There were also doubters who raised some provocative questions. An official with Britain’s Leukaemia Research Fund, Kenneth Campbell, pointed out how the 66 accredited miracle cures associated with Lourdes represent a tiny percentage of the millions of visitors to the shrine, especially given that most of them may have prayed, if not for their own recovery, then for someone else’s cure and recovery. “If these cures are truly miraculous,” wondered Campbell, “can anyone propose by what criteria such a miniscule percentage are chosen by God to be favoured above other, seemingly equally deserving supplicants.”
Is religion just a placebo?
Retired London physician Anthony Campbell found the dialogue surrounding Westcott’s article so compelling that he wrote a well-reasoned essay and posted it to his website. “Skeptics who are confronted with cases of this kind generally take refuge in two kinds of objection: either the original diagnosis was wrong or the cure was due to the conventional treatment the patient had received previously. Neither of these seems likely to
apply in the present case, nor in a number of others. So does this mean that we must accept that divine intervention, or at least paranormal healing, is a reality? Do miracles really occur? Cases like that reported by Dr. Westcott certainly provide food for thought, but before accepting them as proof positive of the miraculous, I think we need to look a little more closely at what they actually tell us.”
After examining 15 relatively recent medical journal reports about spontaneous cancer remissions, Campbell concluded that such cases are “well authenticated outside of a religious context.” He further observed that cancer cures “are not necessarily miraculous.

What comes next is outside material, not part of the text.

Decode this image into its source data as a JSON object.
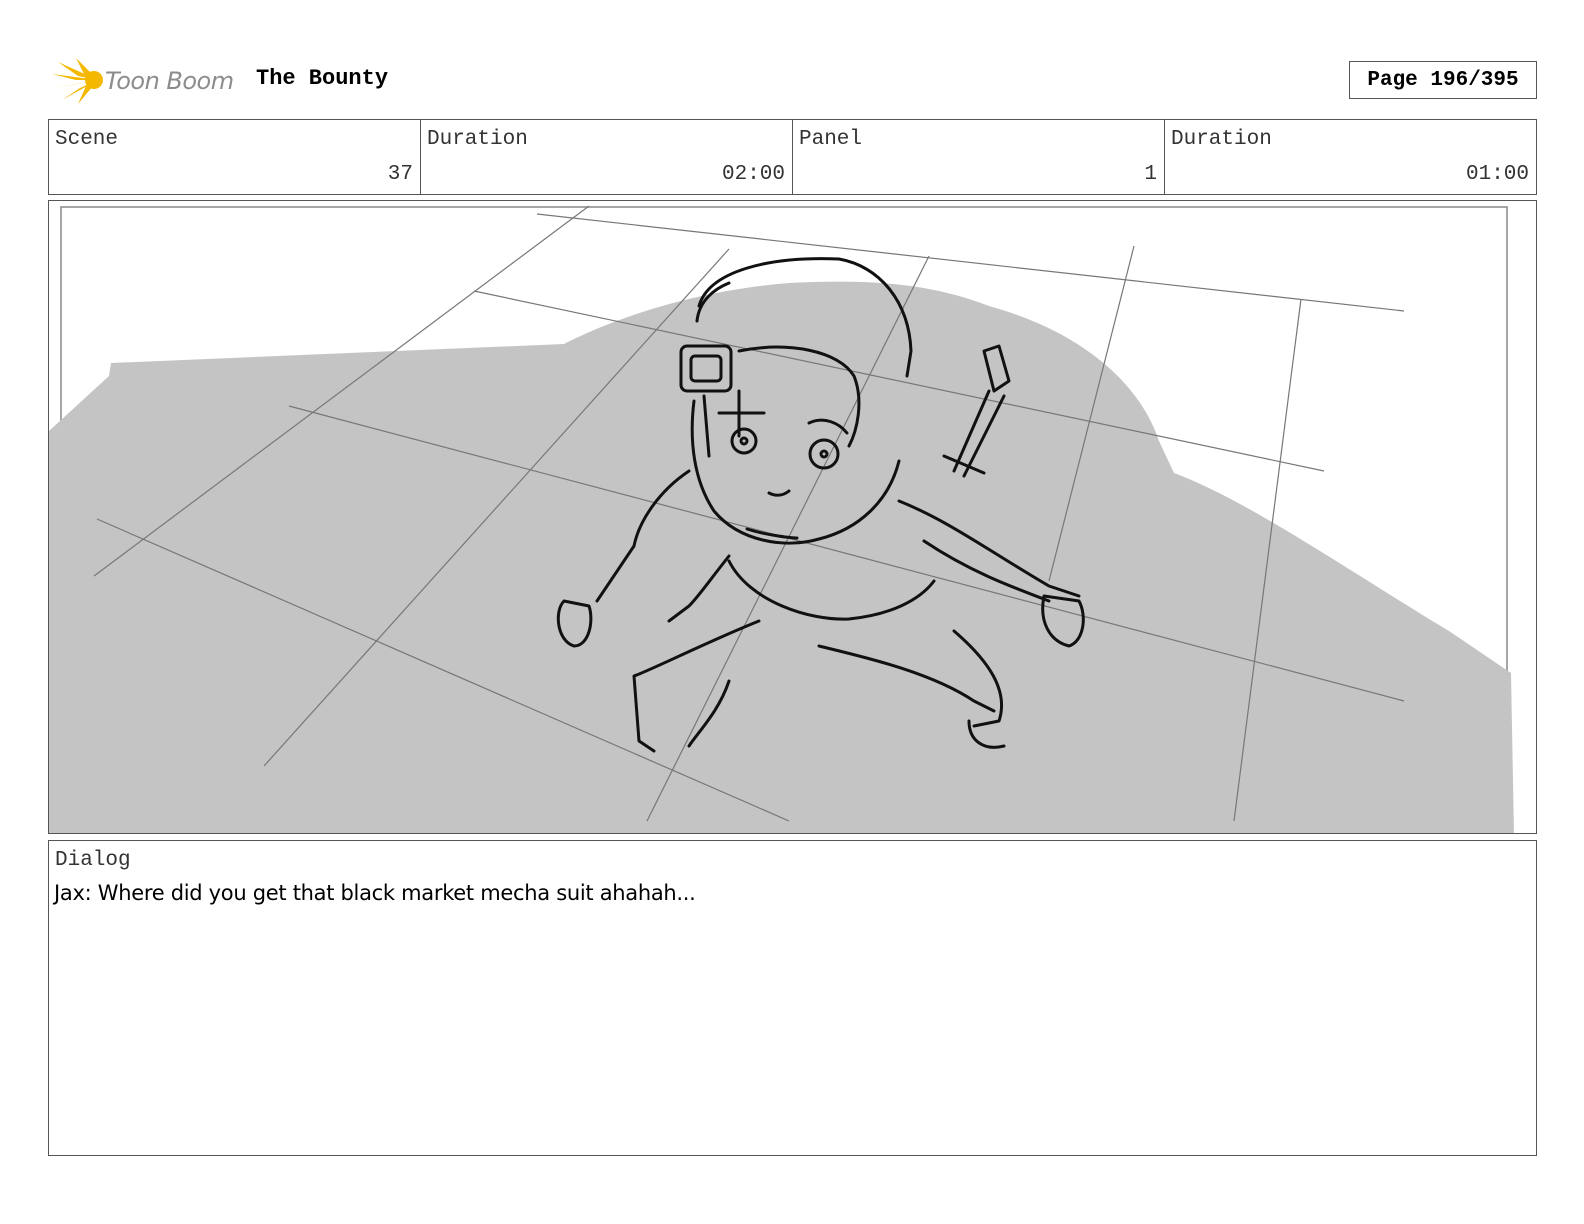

They lie within the boundaries of the natural world.” What would be genuinely miraculous, from his point of view, would be the re-growth of an amputated finger or limb, or if eyesight were restored in a person who lost their sight from glaucoma.

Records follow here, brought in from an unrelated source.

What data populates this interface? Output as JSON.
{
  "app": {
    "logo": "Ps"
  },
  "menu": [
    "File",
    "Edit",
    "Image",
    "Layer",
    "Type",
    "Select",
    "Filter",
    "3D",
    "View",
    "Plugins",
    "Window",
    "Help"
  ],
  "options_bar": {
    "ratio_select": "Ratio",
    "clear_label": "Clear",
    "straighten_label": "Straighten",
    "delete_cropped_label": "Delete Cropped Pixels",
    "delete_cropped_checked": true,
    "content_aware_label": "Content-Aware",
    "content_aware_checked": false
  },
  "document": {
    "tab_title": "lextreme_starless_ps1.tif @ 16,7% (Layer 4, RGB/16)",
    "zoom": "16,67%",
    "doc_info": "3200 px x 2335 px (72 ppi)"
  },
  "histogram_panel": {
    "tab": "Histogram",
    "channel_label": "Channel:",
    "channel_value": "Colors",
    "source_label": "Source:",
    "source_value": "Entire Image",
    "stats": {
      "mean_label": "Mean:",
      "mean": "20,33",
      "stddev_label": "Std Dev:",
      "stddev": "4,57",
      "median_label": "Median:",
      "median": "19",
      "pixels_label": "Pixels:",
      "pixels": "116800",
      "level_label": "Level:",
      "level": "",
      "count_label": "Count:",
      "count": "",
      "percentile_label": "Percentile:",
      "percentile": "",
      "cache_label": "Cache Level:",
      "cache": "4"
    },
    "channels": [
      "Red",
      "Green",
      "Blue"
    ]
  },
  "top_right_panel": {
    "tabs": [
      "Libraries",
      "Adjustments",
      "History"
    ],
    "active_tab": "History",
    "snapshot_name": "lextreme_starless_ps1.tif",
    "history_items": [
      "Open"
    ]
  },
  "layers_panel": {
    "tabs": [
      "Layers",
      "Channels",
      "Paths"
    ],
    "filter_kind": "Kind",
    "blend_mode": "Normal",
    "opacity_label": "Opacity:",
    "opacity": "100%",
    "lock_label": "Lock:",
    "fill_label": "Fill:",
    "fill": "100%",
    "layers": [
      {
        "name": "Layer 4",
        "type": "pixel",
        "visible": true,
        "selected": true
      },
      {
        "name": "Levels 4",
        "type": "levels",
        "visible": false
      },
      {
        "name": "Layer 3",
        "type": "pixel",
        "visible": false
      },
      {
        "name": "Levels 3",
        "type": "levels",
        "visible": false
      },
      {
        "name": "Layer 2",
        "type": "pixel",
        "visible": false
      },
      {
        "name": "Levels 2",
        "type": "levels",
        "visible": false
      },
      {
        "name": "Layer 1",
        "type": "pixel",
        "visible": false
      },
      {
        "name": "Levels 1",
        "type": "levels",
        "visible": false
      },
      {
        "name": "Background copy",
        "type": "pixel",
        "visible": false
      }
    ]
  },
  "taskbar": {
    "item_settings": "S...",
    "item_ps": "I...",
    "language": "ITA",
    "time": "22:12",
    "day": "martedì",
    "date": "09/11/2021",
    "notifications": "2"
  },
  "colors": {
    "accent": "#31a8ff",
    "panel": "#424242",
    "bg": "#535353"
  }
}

“If as seems likely the immune system is involved in spontaneous remissions of cancer, the known influence of the nervous system on the immune system could explain why the patient’s beliefs and emotional state might on occasion bring about a remission,” commented Campbell. “The fact that a patient had no conscious expectation of cure (as in the case reported by Dr. Westcott) does not negate a possible influence of this kind. A believer in miracles could argue that even apparently spontaneous remissions are really miraculous. Perhaps God works his miracles through ‘normal’ physiological pathways rather than by suspending the ordinary laws of physiology, and perhaps he refrains from curing glaucoma and regenerating amputated limbs in order to keep us guessing, or because he does not want to force our belief. This is logically possible but unverifiable and so can be neglected in a scientific context.”

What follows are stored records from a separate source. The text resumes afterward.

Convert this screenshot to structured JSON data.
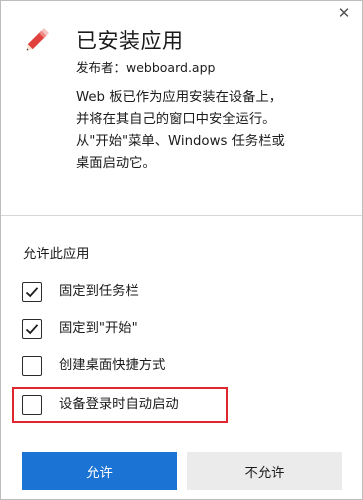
{
  "dialog": {
    "close_glyph": "✕",
    "app_icon": "pencil-icon",
    "title": "已安装应用",
    "publisher": "发布者：webboard.app",
    "description": "Web 板已作为应用安装在设备上，并将在其自己的窗口中安全运行。从\"开始\"菜单、Windows 任务栏或桌面启动它。"
  },
  "permissions": {
    "label": "允许此应用",
    "options": [
      {
        "label": "固定到任务栏",
        "checked": true
      },
      {
        "label": "固定到\"开始\"",
        "checked": true
      },
      {
        "label": "创建桌面快捷方式",
        "checked": false
      },
      {
        "label": "设备登录时自动启动",
        "checked": false
      }
    ]
  },
  "buttons": {
    "allow": "允许",
    "deny": "不允许"
  },
  "colors": {
    "accent": "#1b73d3",
    "icon_red": "#e0413c",
    "highlight": "#e0262e"
  }
}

Where that leads me is to the suspicion that one does not need to believe in a particular religion or spiritual tradition, or even in the existence of God at all, for miraculous cures to occur, as Mitchell May’s experience (recounted in a previous column) and countless others probably demonstrate. But there is evidence that possessing strong faith can amplify a healing signal. Even if religious faith turns out to be proven some day as nothing more than a placebo, it remains an effective and powerful tool for recovery, providing wondrous advantages should the human will or spirit otherwise prove deficient to the healing task.
Be Happy – Miracles Can Happen Anywhere.